Singapore is launching a payments platform in an attempt to reduce the use of cash and checks as the country moves towards a digital economy.

Checks will no longer be used in the country by 2025, while ATM cash withdrawals will fall significantly, Education Minister Ong Ye Kung, a member of the Monetary Authority of Singapore board, said in a speech this week at the annual Association of Banks dinner, according to Bloomberg.

To make the transition to a digital economy easier, PayNow will become available for companies starting August 13.

There are currently more than 1.4 million PayNow registrations, and almost $900 million has been transferred via PayNow since its launch last year. Both local and international firms including DBS Group Holding and Grab are now offering digital payment options to residents and tourists in the region.

“The aim is not to force a cashless society, but to enable everyone to enjoy the convenience and efficiency of e-payments — simple, swift, safe and seamless,” explained Ong. “When the level of convenience and confidence crosses a critical tipping point, adoption will rise across our population within a short time and become pervasive.”

Both check usage and ATM withdrawals are already on the decline in the country, Ong revealed. The use of checks as a form of payment was at about 28 percent in 2017, down from 37 percent in 2015. And Org believe that may come down to 15 percent in 2020.

“Sweden has done it. We can too,” Ong said.
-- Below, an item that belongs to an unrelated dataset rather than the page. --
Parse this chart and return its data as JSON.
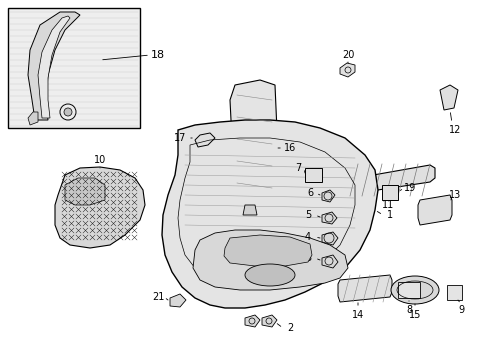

Sweden is swiftly moving towards becoming a completely cashless society, with four out of five purchases in the country made electronically as far back as 2014.

In Singapore, corporate clients of seven banks will soon be able to transfer funds via PayNow, including DBS, Oversea-Chinese Banking, United Overseas Bank, Standard Chartered, HSBC Holdings, Malayan Banking, and Citigroup.

Ong pointed out that although Singapore is encouraging competition among digital payment service providers, it will also take steps to make sure the systems can operate together under a plan called SG QR, which is being implemented later this year.